March 14, 2023 – Forgiveness from the Heart
Tuesday of the Third Week of Lent
Peter approached Jesus and asked him, “Lord, if my brother sins against me, how often must I forgive him? As many as seven times?” Jesus answered, “I say to you, not seven times but seventy-seven times. That is why the Kingdom of heaven may be likened to a king who decided to settle accounts with his servants. When he began the accounting, a debtor was brought before him who owed him a huge amount. Since he had no way of paying it back, his master ordered him to be sold, along with his wife, his children, and all his property, in payment of the debt. At that, the servant fell down, did him homage, and said, ‘Be patient with me, and I will pay you back in full.’ Moved with compassion the master of that servant let him go and forgave him the loan. When that servant had left, he found one of his fellow servants who owed him a much smaller amount. He seized him and started to choke him, demanding, ‘Pay back what you owe.’ Falling to his knees, his fellow servant begged him, ‘Be patient with me, and I will pay you back.’ But he refused. Instead, he had him put in prison until he paid back the debt. Now when his fellow servants saw what had happened, they were deeply disturbed, and went to their master and reported the whole affair. His master summoned him and said to him, ‘You wicked servant! I forgave you your entire debt because you begged me to. Should you not have had pity on your fellow servant, as I had pity on you?’ Then in anger his master handed him over to the torturers until he should pay back the whole debt. So will my heavenly Father do to you, unless each of you forgives your brother from your heart.”
Introductory Prayer: Lord Jesus, as I prepare for the coming of Easter during this Lenten season, I turn to you in prayer. You have been merciful to me. Many times you have pardoned the great debt I owe. I trust in your merciful love and wish to transmit your love to many others faithfully. Here I am, Lord, ready to learn from your tender heart.
Petition: Lord, enlighten me to your gift of mercy.
- An Unpayable Debt: Peter asks Jesus how many times he should forgive his brother. Jesus gives a short answer, telling a parable to make sure his answer is understood. In the parable God is the king, and we are all the servants who owe the king a huge amount. We are all in debt to God. He created us and keeps us in existence and gives us every good thing we have, every talent and virtue. We owe God everything. He owes us nothing. Do my daily thoughts and actions reflect this truth?

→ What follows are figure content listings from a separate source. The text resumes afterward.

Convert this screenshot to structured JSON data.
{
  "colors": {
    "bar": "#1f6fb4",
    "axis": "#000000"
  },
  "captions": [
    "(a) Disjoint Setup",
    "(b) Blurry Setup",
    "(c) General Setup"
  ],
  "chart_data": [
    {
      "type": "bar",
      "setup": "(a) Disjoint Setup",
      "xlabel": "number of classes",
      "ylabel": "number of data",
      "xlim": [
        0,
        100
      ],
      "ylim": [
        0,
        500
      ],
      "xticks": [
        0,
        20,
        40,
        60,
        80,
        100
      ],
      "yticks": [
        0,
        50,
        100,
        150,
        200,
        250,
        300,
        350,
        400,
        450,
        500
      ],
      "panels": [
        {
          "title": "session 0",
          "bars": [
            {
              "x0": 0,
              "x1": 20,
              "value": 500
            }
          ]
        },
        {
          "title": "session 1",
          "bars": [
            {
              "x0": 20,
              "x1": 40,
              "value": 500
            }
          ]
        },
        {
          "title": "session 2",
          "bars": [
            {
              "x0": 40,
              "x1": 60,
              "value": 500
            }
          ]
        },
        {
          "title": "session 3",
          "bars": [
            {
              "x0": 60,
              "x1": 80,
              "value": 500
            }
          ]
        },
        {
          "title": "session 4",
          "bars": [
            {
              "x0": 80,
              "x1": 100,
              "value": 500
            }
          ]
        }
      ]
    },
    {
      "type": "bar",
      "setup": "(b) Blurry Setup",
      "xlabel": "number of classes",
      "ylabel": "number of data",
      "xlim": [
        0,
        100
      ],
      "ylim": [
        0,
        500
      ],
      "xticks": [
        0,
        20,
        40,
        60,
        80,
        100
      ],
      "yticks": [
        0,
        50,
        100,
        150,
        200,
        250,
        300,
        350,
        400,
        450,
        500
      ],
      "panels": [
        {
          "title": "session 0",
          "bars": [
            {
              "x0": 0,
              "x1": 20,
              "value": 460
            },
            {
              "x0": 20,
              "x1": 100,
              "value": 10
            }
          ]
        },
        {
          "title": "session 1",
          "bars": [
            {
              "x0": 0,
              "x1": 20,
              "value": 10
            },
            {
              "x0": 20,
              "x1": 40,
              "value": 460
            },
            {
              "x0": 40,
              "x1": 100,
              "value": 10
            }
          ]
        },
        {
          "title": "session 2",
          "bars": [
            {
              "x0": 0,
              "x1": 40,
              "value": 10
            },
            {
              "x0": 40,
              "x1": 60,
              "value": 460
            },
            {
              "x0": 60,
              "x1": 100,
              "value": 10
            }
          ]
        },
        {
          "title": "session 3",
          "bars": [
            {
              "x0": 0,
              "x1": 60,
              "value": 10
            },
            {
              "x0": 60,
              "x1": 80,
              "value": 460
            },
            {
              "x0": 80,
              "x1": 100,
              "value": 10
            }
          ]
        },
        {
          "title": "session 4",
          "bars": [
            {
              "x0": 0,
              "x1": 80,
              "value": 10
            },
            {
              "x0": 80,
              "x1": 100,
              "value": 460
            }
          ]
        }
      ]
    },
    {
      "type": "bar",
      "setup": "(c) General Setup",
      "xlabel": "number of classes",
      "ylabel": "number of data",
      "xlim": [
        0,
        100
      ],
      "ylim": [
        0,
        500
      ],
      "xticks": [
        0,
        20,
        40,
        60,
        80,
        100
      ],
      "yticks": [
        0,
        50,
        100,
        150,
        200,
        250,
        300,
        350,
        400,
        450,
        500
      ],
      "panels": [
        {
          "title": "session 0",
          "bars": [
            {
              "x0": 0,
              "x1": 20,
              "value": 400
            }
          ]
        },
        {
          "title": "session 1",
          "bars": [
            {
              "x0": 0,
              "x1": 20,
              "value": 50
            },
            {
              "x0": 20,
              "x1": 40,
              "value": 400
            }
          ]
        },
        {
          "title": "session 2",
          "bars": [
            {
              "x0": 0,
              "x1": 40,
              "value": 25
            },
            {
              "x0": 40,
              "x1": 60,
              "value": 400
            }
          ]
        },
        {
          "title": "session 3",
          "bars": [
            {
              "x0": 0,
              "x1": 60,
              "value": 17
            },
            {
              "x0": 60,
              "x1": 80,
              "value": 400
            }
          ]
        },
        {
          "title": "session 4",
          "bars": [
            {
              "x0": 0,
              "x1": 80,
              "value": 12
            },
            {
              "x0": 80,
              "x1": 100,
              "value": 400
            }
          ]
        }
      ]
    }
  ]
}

- The Forgiving King: The servant, not being able to pay, falls to his knees and begs for more time so that he can pay back the debt. The king offers him more than just time—he pardons the entire debt. God is generous. When we turn to him and ask for forgiveness, he offers us much more than we could hope for—he pardons our entire debt. Then why, we might ask, does the king settle accounts with his servant if he is so generous? Why not pardon the debt from the beginning instead of ordering him along with his wife and children to be sold? He calls the servant to account so that the servant will realize how much he owes and in realizing this, he might imitate God when dealing with his fellow-worker. God does not want us to be punished for our sins. He desires to forgive us the great debt we owe him, but he calls us to account for our sins in the hope that we will recognize how much we have both received from him and owe to him and thus will ask for forgiveness.
- Unequal Treatment and Abuse of Freedom: After being pardoned, the servant does not treat his debtor in the same merciful manner. He sends him to prison. He had every right to do so. In justice, his fellow servant owed him money; but in doing so he abuses the liberty that he has just been given. He does not stop to reflect that in this moment he himself should rightly be in slavery, sold along with his wife and children in order to pay his debt. He does not reflect that he is able to confront his fellow servant only because the king has had pity on him in the first place, giving him liberty. The offenses we suffer from our fellow men are real offenses, but before we demand justice we must stop and reflect that it is only because God has forgiven us our sins that we have the liberty to demand reparation from our fellow men. That reflection must lead us to have the same mercy with our fellow men that God has had with us.
Conversation with Christ: Lord, thank you for this time of prayer. I must recognize that you have been merciful with me and forgiven me the great debt I owe. Thank you for the many times you have given me a second chance. During this time of Lent, help me to practice mercy toward those who owe or offend me.
Resolution: I will think of someone who has offended me and say a prayer asking God to help me forgive them.